Modules/_csv.c (part 3)

Source:

cpython 3.14 @ ab2d84fe1023/Modules/_csv.c

This annotation covers the writer side. See modules_csv2_detail for csv.reader, csv.DictReader, and the dialect object.

Map

LinesSymbolRole
1-80csv.writerCreate a writer that formats rows
81-180Writer.writerowFormat and write one row
181-260Writer.writerowsWrite multiple rows
261-360Quoting modesQUOTE_ALL, QUOTE_MINIMAL, QUOTE_NONNUMERIC, QUOTE_NONE
361-500Dialect registrycsv.register_dialect, csv.get_dialect

Reading

csv.writer

// CPython: Modules/_csv.c:980 csv_writer
static PyObject *
csv_writer(PyObject *module, PyObject *args, PyObject *keyword_args)
{
WriterObj *self = PyObject_GC_New(WriterObj, &Writer_Type);
self->writeline = NULL;
PyObject *output_file;
PyArg_UnpackTuple(args, "writer", 1, 1, &output_file);
self->writeline = PyObject_GetAttrString(output_file, "write");
self->dialect = (DialectObj *)_call_dialect(dialect_inst, keyword_args);
return (PyObject *)self;
}

csv.writer(f) stores f.write for later calls. The output file only needs a write(str) method; it need not be an actual file. StringIO works: csv.writer(io.StringIO()) captures CSV output into a string.

Writer.writerow

// CPython: Modules/_csv.c:1040 Writer_writerow
static PyObject *
Writer_writerow(WriterObj *self, PyObject *seq)
{
DialectObj *dialect = self->dialect;
Py_ssize_t len = PySequence_Length(seq);
for (Py_ssize_t i = 0; i < len; i++) {
PyObject *field = PySequence_GetItem(seq, i);
/* Convert to string */
PyObject *str_field = PyObject_Str(field);
/* Apply quoting based on dialect.quoting */
join_append(self, str_field, i == len - 1);
Py_DECREF(str_field);
Py_DECREF(field);
}
PyObject *line = join_finalize(self);
/* Append line terminator and write */
PyObject *written = PyObject_CallOneArg(self->writeline, line);
Py_DECREF(line);
return written;
}

Each field is converted to a string via str().

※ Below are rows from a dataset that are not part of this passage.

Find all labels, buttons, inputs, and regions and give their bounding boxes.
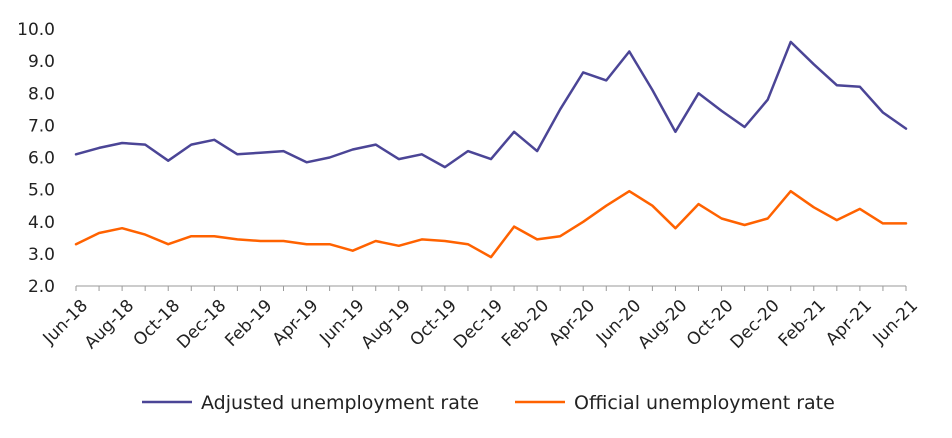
y-tick-label: 9.0	[28, 52, 55, 72]
y-tick-label: 4.0	[28, 213, 55, 233]
x-tick-label: Jun-21	[869, 296, 922, 349]
y-tick-label: 5.0	[28, 181, 55, 201]
legend-label: Official unemployment rate	[574, 392, 835, 414]
y-axis: 2.0 3.0 4.0 5.0 6.0 7.0 8.0 9.0 10.0	[17, 20, 55, 297]
x-tick-label: Aug-19	[358, 296, 415, 353]
y-tick-label: 2.0	[28, 277, 55, 297]
x-tick-label: Feb-20	[498, 296, 553, 351]
y-tick-label: 10.0	[17, 20, 55, 40]
x-tick-label: Aug-20	[634, 296, 691, 353]
y-tick-label: 8.0	[28, 84, 55, 104]
x-tick-label: Aug-18	[81, 296, 138, 353]
x-tick-label: Dec-18	[173, 296, 230, 353]
x-tick-label: Apr-21	[822, 296, 876, 350]
y-tick-label: 6.0	[28, 149, 55, 169]
x-tick-label: Dec-19	[450, 296, 507, 353]
legend: Adjusted unemployment rate Official unemp…	[142, 392, 835, 414]
series-lines	[74, 40, 908, 259]
series-line	[74, 40, 908, 169]
x-tick-label: Feb-19	[221, 296, 276, 351]
x-tick-label: Feb-21	[775, 296, 830, 351]
y-tick-label: 3.0	[28, 245, 55, 265]
x-tick-label: Apr-19	[269, 296, 323, 350]
y-tick-label: 7.0	[28, 116, 55, 136]
x-tick-label: Apr-20	[545, 296, 599, 350]
x-tick-label: Dec-20	[727, 296, 784, 353]
legend-label: Adjusted unemployment rate	[201, 392, 479, 414]
x-axis: Jun-18Aug-18Oct-18Dec-18Feb-19Apr-19Jun-…	[39, 285, 922, 353]
series-line	[74, 189, 908, 259]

Numeric fields with QUOTE_NONNUMERIC are quoted. The dialect's delimiter, quotechar, lineterminator govern formatting. join_append handles escaping of embedded quotes and delimiters.

Quoting modes

// CPython: Modules/_csv.c:680 quoting modes
/* QUOTE_MINIMAL (0): quote only if field contains delimiter, quotechar, or lineterminator */
/* QUOTE_ALL (1): always quote every field */
/* QUOTE_NONNUMERIC (2): quote non-numeric fields; reader converts unquoted to float */
/* QUOTE_NONE (3): never quote; use escapechar for special chars */
/* QUOTE_NOTNULL (4): like QUOTE_MINIMAL but skip None/empty */
/* QUOTE_STRINGS (5): quote all string (non-numeric) fields */

QUOTE_NONNUMERIC is useful for CSV interchange with tools that auto-detect types: unquoted fields will be parsed as floats by csv.reader. QUOTE_NONE requires an escapechar to be set, otherwise special characters cause Error.

Dialect registry

// CPython: Modules/_csv.c:1220 csv_register_dialect
static PyObject *
csv_register_dialect(PyObject *module, PyObject *args, PyObject *kwargs)
{
PyObject *name_obj;
PyArg_UnpackTuple(args, "register_dialect", 1, 2, &name_obj, ...);
if (!PyUnicode_Check(name_obj)) {
PyErr_SetString(PyExc_TypeError, "dialect name must be a string");
return NULL;
}
DialectObj *dialect = (DialectObj *)_call_dialect(dialect_inst, kwargs);
PyDict_SetItem(module_state->dialects, name_obj, (PyObject *)dialect);
Py_RETURN_NONE;
}

csv.register_dialect('pipes', delimiter='|') stores a dialect by name. The built-in names are 'excel' (default), 'excel-tab', and 'unix'. csv.get_dialect(name) retrieves a registered dialect; csv.list_dialects() returns all registered names.

gopy notes

csv.writer is module/csv.Writer in module/csv/module.go (not yet ported; csv module uses the pure-Python fallback). The dialect registry is a Go map[string]*Dialect. Writer.writerow builds the output string using strings.Builder and calls the file's write method via objects.CallMethod.